Executable file analysis
1. View the file header
$ readelf -h run
ELF 头:
Magic: 7f 45 4c 46 01 01 01 00 00 00 00 00 00 00 00 00
类别: ELF32
数据: 2 补码,小端序 (little endian)
版本: 1 (current)
OS/ABI: UNIX - System V
ABI 版本: 0
类型: EXEC (可执行文件)
系统架构: Intel 80386
版本: 0x1
入口点地址: 0x80480a1
程序头起点: 52 (bytes into file)
Start of section headers: 4676 (bytes into file)
标志: 0x0
本头的大小: 52 (字节)
程序头大小: 32 (字节)
Number of program headers: 3
节头大小: 40 (字节)
节头数量: 9
字符串表索引节头: 8
Entry point address: 0x80480a1.
2. View segment information
$ readelf -S run
There are 9 section headers, starting at offset 0x1244:
节头:
[Nr] Name Type Addr Off Size ES Flg Lk Inf Al
[ 0] NULL 00000000 000000 000000 00 0 0 0
[ 1] .text PROGBITS 08048094 000094 000051 00 AX 0 0 1
[ 2] .eh_frame PROGBITS 080480e8 0000e8 00005c 00 A 0 0 4
[ 3] .data PROGBITS 0804a000 001000 000010 00 WA 0 0 4
[ 4] .bss NOBITS 0804a010 001010 000018 00 WA 0 0 4
[ 5] .comment PROGBITS 00000000 001010 000029 01 MS 0 0 1
[ 6] .symtab SYMTAB 00000000 00103c 000170 10 7 14 4
[ 7] .strtab STRTAB 00000000 0011ac 000059 00 0 0 1
[ 8] .shstrtab STRTAB 00000000 001205 00003f 00 0 0 1
Each segment is assigned a virtual address.
3. View program headers
$ readelf -l run
Elf 文件类型为 EXEC (可执行文件)
Entry point 0x80480a1
There are 3 program headers, starting at offset 52
程序头:
Type Offset VirtAddr PhysAddr FileSiz MemSiz Flg Align
LOAD 0x000000 0x08048000 0x08048000 0x00144 0x00144 R E 0x1000
LOAD 0x001000 0x0804a000 0x0804a000 0x00010 0x00028 RW 0x1000
GNU_STACK 0x000000 0x00000000 0x00000000 0x00000 0x00000 RW 0x10
Section to Segment mapping:
段节...
00 .text .eh_frame
01 .data .bss
02
Binary relocatable files only have "section headers" , and only executable files have "program headers" . "Program headers" show the virtual address and alignment bytes of each section (one page is 4K)
Merge according to segment attributes , read-only (text+rodata), readable and writable (data+bss), etc.
Use readelf -l main to view the "Segment" of ELF(for loading use)
PS: Because we linked it ourselves and did not link the C library, the content in the paragraph is relatively small.
* If you run gcc main.c -o main directly , the C library will be linked by default, and there will be a lot of content when viewing each section of the executable file.
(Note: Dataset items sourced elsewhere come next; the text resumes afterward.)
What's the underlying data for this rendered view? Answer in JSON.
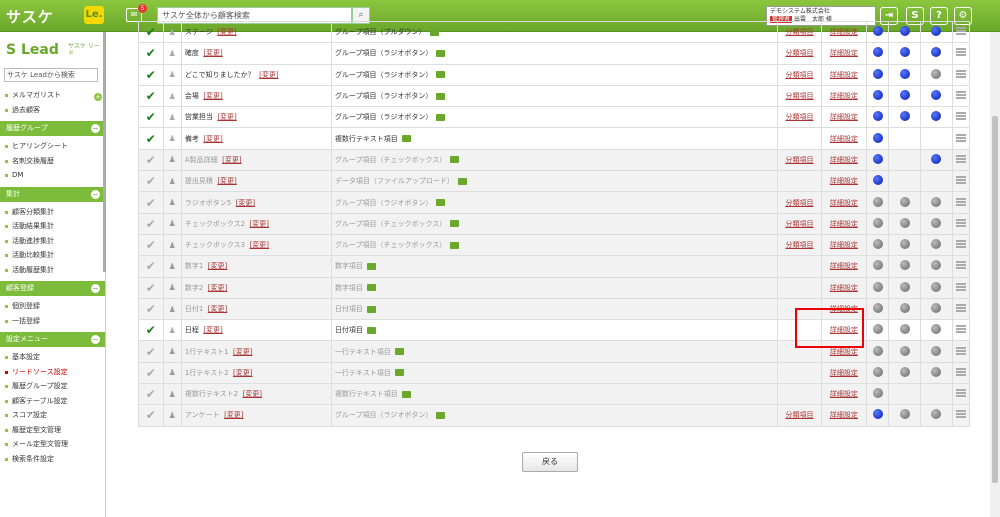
{
  "header": {
    "logo": "サスケ",
    "logo_le": "Le.",
    "mail_badge": "5",
    "search_placeholder": "サスケ全体から顧客検索",
    "company": "デモシステム株式会社",
    "role": "管理者",
    "user": "出雲　太郎 様",
    "logout": "Logout",
    "help": "?"
  },
  "sidebar": {
    "lead_logo": "Lead",
    "lead_small": "サスケ リード",
    "search_placeholder": "サスケ Leadから検索",
    "top_items": [
      "メルマガリスト",
      "過去顧客"
    ],
    "groups": [
      {
        "title": "履歴グループ",
        "items": [
          "ヒアリングシート",
          "名刺交換履歴",
          "DM"
        ]
      },
      {
        "title": "集計",
        "items": [
          "顧客分類集計",
          "活動結果集計",
          "活動進捗集計",
          "活動比較集計",
          "活動履歴集計"
        ]
      },
      {
        "title": "顧客登録",
        "items": [
          "個別登録",
          "一括登録"
        ]
      },
      {
        "title": "設定メニュー",
        "items": [
          "基本設定",
          "リードソース設定",
          "履歴グループ設定",
          "顧客テーブル設定",
          "スコア設定",
          "履歴定型文管理",
          "メール定型文管理",
          "検索条件設定"
        ]
      }
    ]
  },
  "table": {
    "change_label": "[変更]",
    "category_label": "分類項目",
    "detail_label": "詳細設定",
    "rows": [
      {
        "checked": true,
        "name": "ステージ",
        "type": "グループ項目（プルダウン）",
        "category": true,
        "dots": [
          "blue",
          "blue",
          "blue"
        ],
        "dim": false
      },
      {
        "checked": true,
        "name": "確度",
        "type": "グループ項目（ラジオボタン）",
        "category": true,
        "dots": [
          "blue",
          "blue",
          "blue"
        ],
        "dim": false
      },
      {
        "checked": true,
        "name": "どこで知りましたか？",
        "type": "グループ項目（ラジオボタン）",
        "category": true,
        "dots": [
          "blue",
          "blue",
          "gray"
        ],
        "dim": false
      },
      {
        "checked": true,
        "name": "会場",
        "type": "グループ項目（ラジオボタン）",
        "category": true,
        "dots": [
          "blue",
          "blue",
          "blue"
        ],
        "dim": false
      },
      {
        "checked": true,
        "name": "営業担当",
        "type": "グループ項目（ラジオボタン）",
        "category": true,
        "dots": [
          "blue",
          "blue",
          "blue"
        ],
        "dim": false
      },
      {
        "checked": true,
        "name": "備考",
        "type": "複数行テキスト項目",
        "category": false,
        "dots": [
          "blue",
          "",
          ""
        ],
        "dim": false
      },
      {
        "checked": false,
        "name": "A製品詳細",
        "type": "グループ項目（チェックボックス）",
        "category": true,
        "dots": [
          "blue",
          "",
          "blue"
        ],
        "dim": true
      },
      {
        "checked": false,
        "name": "提出見積",
        "type": "データ項目（ファイルアップロード）",
        "category": false,
        "dots": [
          "blue",
          "",
          ""
        ],
        "dim": true
      },
      {
        "checked": false,
        "name": "ラジオボタン5",
        "type": "グループ項目（ラジオボタン）",
        "category": true,
        "dots": [
          "gray",
          "gray",
          "gray"
        ],
        "dim": true
      },
      {
        "checked": false,
        "name": "チェックボックス2",
        "type": "グループ項目（チェックボックス）",
        "category": true,
        "dots": [
          "gray",
          "gray",
          "gray"
        ],
        "dim": true
      },
      {
        "checked": false,
        "name": "チェックボックス3",
        "type": "グループ項目（チェックボックス）",
        "category": true,
        "dots": [
          "gray",
          "gray",
          "gray"
        ],
        "dim": true
      },
      {
        "checked": false,
        "name": "数字1",
        "type": "数字項目",
        "category": false,
        "dots": [
          "gray",
          "gray",
          "gray"
        ],
        "dim": true
      },
      {
        "checked": false,
        "name": "数字2",
        "type": "数字項目",
        "category": false,
        "dots": [
          "gray",
          "gray",
          "gray"
        ],
        "dim": true
      },
      {
        "checked": false,
        "name": "日付1",
        "type": "日付項目",
        "category": false,
        "dots": [
          "gray",
          "gray",
          "gray"
        ],
        "dim": true
      },
      {
        "checked": true,
        "name": "日程",
        "type": "日付項目",
        "category": false,
        "dots": [
          "gray",
          "gray",
          "gray"
        ],
        "dim": false
      },
      {
        "checked": false,
        "name": "1行テキスト1",
        "type": "一行テキスト項目",
        "category": false,
        "dots": [
          "gray",
          "gray",
          "gray"
        ],
        "dim": true
      },
      {
        "checked": false,
        "name": "1行テキスト2",
        "type": "一行テキスト項目",
        "category": false,
        "dots": [
          "gray",
          "gray",
          "gray"
        ],
        "dim": true
      },
      {
        "checked": false,
        "name": "複数行テキスト2",
        "type": "複数行テキスト項目",
        "category": false,
        "dots": [
          "gray",
          "",
          ""
        ],
        "dim": true
      },
      {
        "checked": false,
        "name": "アンケート",
        "type": "グループ項目（ラジオボタン）",
        "category": true,
        "dots": [
          "blue",
          "gray",
          "gray"
        ],
        "dim": true
      }
    ]
  },
  "back_button": "戻る",
  "colors": {
    "brand": "#7dbb3a",
    "highlight": "#e00000"
  }
}
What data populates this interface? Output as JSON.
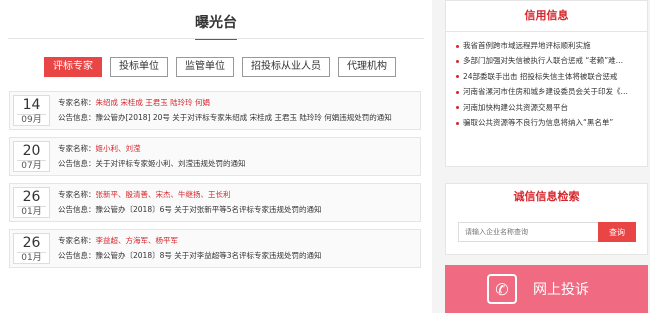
{
  "section": {
    "title": "曝光台"
  },
  "tabs": [
    {
      "label": "评标专家",
      "active": true
    },
    {
      "label": "投标单位",
      "active": false
    },
    {
      "label": "监管单位",
      "active": false
    },
    {
      "label": "招投标从业人员",
      "active": false
    },
    {
      "label": "代理机构",
      "active": false
    }
  ],
  "records": [
    {
      "day": "14",
      "month": "09月",
      "expert_label": "专家名称：",
      "experts": "朱绍成 宋桂成 王君玉 陆玲玲 何娟",
      "notice_label": "公告信息：",
      "notice": "豫公管办[2018] 20号 关于对评标专家朱绍成 宋桂成 王君玉 陆玲玲 何娟违规处罚的通知"
    },
    {
      "day": "20",
      "month": "07月",
      "expert_label": "专家名称：",
      "experts": "姬小利、刘滢",
      "notice_label": "公告信息：",
      "notice": "关于对评标专家姬小利、刘滢违规处罚的通知"
    },
    {
      "day": "26",
      "month": "01月",
      "expert_label": "专家名称：",
      "experts": "张新平、殷清善、宋杰、牛继扬、王长利",
      "notice_label": "公告信息：",
      "notice": "豫公管办〔2018〕6号 关于对张新平等5名评标专家违规处罚的通知"
    },
    {
      "day": "26",
      "month": "01月",
      "expert_label": "专家名称：",
      "experts": "李益超、方海军、杨平军",
      "notice_label": "公告信息：",
      "notice": "豫公管办〔2018〕8号 关于对李益超等3名评标专家违规处罚的通知"
    }
  ],
  "credit": {
    "title": "信用信息",
    "items": [
      "我省首例跨市域远程异地评标顺利实施",
      "多部门加强对失信被执行人联合惩戒 “老赖”难…",
      "24部委联手出击 招投标失信主体将被联合惩戒",
      "河南省漯河市住房和城乡建设委员会关于印发《…",
      "河南加快构建公共资源交易平台",
      "骗取公共资源等不良行为信息将纳入“黑名单”"
    ]
  },
  "search": {
    "title": "诚信信息检索",
    "placeholder": "请输入企业名称查询",
    "button": "查询"
  },
  "complain": {
    "label": "网上投诉"
  },
  "colors": {
    "accent": "#d7262c",
    "tab_active": "#e94545",
    "complain_bg": "#f06b82"
  }
}
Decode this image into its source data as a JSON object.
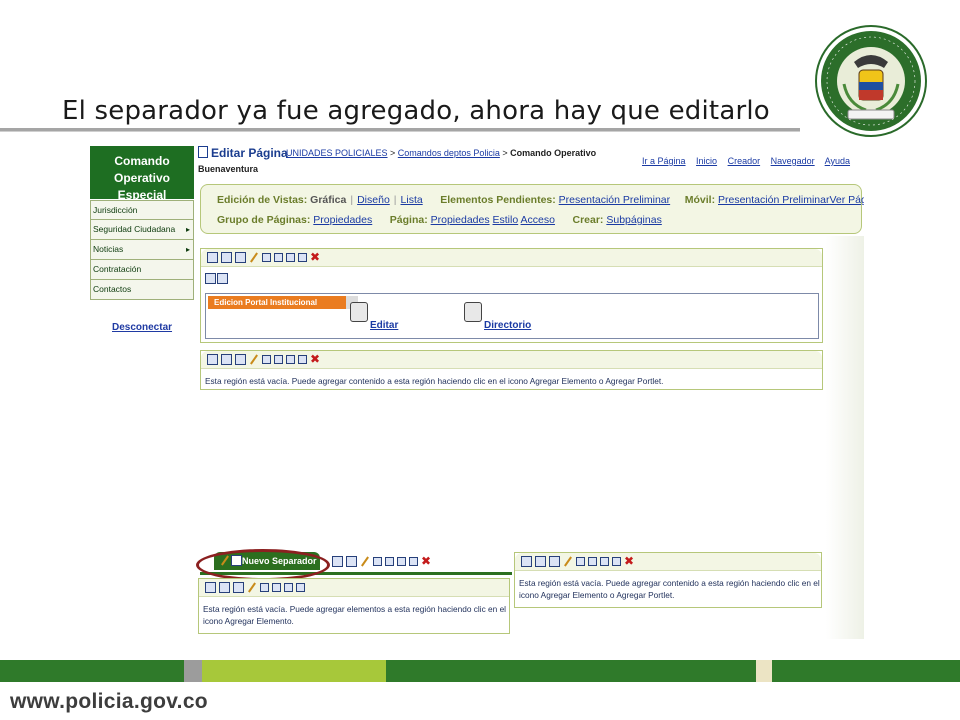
{
  "slide": {
    "title": "El separador ya fue agregado, ahora hay que editarlo",
    "footer_url": "www.policia.gov.co",
    "seal_icon": "policia-nacional-seal-icon",
    "colors": {
      "green_dark": "#2f7a2a",
      "green_light": "#a7c83a",
      "gray": "#9c9c9c",
      "cream": "#ece4c4"
    }
  },
  "nav": {
    "header": [
      "Comando Operativo",
      "Especial"
    ],
    "items": [
      {
        "label": "Jurisdicción",
        "arrow": ""
      },
      {
        "label": "Seguridad Ciudadana",
        "arrow": "▸"
      },
      {
        "label": "Noticias",
        "arrow": "▸"
      },
      {
        "label": "Contratación",
        "arrow": ""
      },
      {
        "label": "Contactos",
        "arrow": ""
      }
    ],
    "logout": "Desconectar"
  },
  "page": {
    "edit_title": "Editar Página",
    "breadcrumb": {
      "link1": "UNIDADES POLICIALES",
      "sep1": " > ",
      "link2": "Comandos deptos Policia",
      "sep2": " > ",
      "current": "Comando Operativo",
      "current_line2": "Buenaventura"
    },
    "toplinks": [
      "Ir a Página",
      "Inicio",
      "Creador",
      "Navegador",
      "Ayuda"
    ]
  },
  "toolbar": {
    "vistas_label": "Edición de Vistas:",
    "vistas_selected": "Gráfica",
    "vistas_diseno": "Diseño",
    "vistas_lista": "Lista",
    "pendientes_label": "Elementos Pendientes:",
    "pendientes_link": "Presentación Preliminar",
    "movil_label": "Móvil:",
    "movil_link1": "Presentación Preliminar",
    "movil_link2": "Ver Página",
    "grupo_label": "Grupo de Páginas:",
    "grupo_link": "Propiedades",
    "pagina_label": "Página:",
    "pagina_props": "Propiedades",
    "pagina_estilo": "Estilo",
    "pagina_acceso": "Acceso",
    "crear_label": "Crear:",
    "crear_link": "Subpáginas"
  },
  "portal": {
    "tab_label": "Edicion Portal Institucional",
    "editar": "Editar",
    "directorio": "Directorio"
  },
  "regions": {
    "empty_portlet": "Esta región está vacía. Puede agregar contenido a esta región haciendo clic en el icono Agregar Elemento o Agregar Portlet.",
    "empty_right_l1": "Esta región está vacía. Puede agregar contenido a esta región haciendo clic en el",
    "empty_right_l2": "icono Agregar Elemento o Agregar Portlet.",
    "empty_left_l1": "Esta región está vacía. Puede agregar elementos a esta región haciendo clic en el",
    "empty_left_l2": "icono Agregar Elemento."
  },
  "separator": {
    "tab_label": "Nuevo Separador"
  }
}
* Executable files are loaded into the process by execve
* The reason why the executable file can be run is because it specifies the entry address (main) and program headers (specifies the virtual address to be loaded)
* The structure describing "Segment" is called "Program Header" , which describes how the ELF file should be mapped to the virtual space of the process by the operating system.